Even if the customer does contact a call center, agents can use remote tools to offer more effective direct support. Communication is often a key barrier on these calls – if the agent can’t fully understand the issue that an agitated customer is trying to articulate, then they’re more likely to send out a new router as a catch-all solution. But with media sharing capabilities, agents can see exactly what the customer sees on the router and identify the problem much more easily – if there is one at all.
If both customers and agents are better equipped to resolve technical problems, you reduce the number of unnecessary replacement routers that are sent out. This means fewer units need to be manufactured, lowering the associated environmental costs.

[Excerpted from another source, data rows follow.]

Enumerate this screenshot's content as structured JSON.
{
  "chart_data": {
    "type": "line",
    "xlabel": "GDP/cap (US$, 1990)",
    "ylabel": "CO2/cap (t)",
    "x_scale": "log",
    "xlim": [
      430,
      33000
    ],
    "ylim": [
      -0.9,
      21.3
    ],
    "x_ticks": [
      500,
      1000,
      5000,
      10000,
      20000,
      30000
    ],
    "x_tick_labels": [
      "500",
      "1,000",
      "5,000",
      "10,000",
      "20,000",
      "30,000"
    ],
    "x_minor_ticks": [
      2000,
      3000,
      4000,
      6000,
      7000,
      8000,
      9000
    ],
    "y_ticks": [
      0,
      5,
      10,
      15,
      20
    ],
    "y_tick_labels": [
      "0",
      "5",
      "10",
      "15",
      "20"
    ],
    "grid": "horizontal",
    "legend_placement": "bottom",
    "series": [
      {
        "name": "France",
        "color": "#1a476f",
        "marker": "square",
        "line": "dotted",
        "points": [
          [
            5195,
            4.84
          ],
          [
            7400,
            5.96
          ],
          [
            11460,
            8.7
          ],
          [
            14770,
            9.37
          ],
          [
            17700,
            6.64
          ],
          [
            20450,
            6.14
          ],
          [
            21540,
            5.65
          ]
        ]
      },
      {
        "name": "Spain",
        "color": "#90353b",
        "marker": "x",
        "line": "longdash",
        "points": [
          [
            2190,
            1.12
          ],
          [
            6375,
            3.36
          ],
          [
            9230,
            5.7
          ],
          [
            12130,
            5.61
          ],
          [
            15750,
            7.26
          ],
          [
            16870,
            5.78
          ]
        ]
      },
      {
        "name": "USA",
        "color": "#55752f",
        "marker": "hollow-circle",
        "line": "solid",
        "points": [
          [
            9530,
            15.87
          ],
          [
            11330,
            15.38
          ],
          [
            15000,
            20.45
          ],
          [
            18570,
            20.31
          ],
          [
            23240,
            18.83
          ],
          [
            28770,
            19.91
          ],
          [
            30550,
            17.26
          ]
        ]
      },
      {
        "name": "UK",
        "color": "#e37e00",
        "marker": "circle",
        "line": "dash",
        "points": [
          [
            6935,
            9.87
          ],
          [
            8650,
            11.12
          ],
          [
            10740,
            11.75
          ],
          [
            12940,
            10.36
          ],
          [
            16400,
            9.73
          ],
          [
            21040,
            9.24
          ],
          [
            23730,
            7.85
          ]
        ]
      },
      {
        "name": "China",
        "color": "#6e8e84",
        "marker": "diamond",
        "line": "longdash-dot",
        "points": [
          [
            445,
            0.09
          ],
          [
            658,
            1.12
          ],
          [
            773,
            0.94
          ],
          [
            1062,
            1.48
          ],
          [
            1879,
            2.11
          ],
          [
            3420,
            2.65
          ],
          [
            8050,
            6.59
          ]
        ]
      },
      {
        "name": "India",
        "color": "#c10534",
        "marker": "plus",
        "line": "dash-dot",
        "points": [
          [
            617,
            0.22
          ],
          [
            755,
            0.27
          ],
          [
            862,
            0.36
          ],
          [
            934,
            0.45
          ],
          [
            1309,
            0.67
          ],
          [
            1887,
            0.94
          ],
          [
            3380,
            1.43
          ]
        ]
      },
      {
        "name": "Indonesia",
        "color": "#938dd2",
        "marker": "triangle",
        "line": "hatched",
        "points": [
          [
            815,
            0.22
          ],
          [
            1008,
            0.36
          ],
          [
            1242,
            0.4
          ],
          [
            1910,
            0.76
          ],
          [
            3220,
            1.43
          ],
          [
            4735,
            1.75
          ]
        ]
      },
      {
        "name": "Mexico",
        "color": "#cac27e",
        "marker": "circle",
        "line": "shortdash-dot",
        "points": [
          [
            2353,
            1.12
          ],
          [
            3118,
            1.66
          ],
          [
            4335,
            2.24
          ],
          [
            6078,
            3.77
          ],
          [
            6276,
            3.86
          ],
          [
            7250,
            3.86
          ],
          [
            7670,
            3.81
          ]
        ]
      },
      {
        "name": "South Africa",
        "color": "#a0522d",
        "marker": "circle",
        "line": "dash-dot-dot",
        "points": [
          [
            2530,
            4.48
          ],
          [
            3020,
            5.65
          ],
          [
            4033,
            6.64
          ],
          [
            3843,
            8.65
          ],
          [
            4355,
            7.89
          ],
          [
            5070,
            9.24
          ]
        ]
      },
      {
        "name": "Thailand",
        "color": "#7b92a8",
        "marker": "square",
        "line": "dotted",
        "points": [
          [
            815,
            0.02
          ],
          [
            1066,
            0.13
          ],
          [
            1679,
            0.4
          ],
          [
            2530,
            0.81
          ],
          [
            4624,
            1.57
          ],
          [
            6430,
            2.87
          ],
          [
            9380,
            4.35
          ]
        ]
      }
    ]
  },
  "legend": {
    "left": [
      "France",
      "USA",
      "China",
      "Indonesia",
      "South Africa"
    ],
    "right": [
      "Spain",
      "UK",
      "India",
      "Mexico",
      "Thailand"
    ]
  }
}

By reducing the number of routers made, you also reduce the need to transport and deliver them across large distances, which means lower carbon emissions. Remote tools also help decrease emissions – when agents can support customers remotely, they don’t have to be physically sent round to fix issues, resulting in fewer truck rolls.
Like all businesses, every broadband provider impacts the environment. And they have a responsibility to minimize that impact as much as possible.
The ecological impact of broadband routers might not be immediately obvious. But every functional or recyclable router that ends up in a landfill contributes to global e-waste. This is an issue that will only become more pressing as internet usage grows over the coming years.
By making it easy to resolve issues with smart support tools, providers can ensure people get as much life as possible out of their equipment and help make the world a less wasteful, more sustainable place.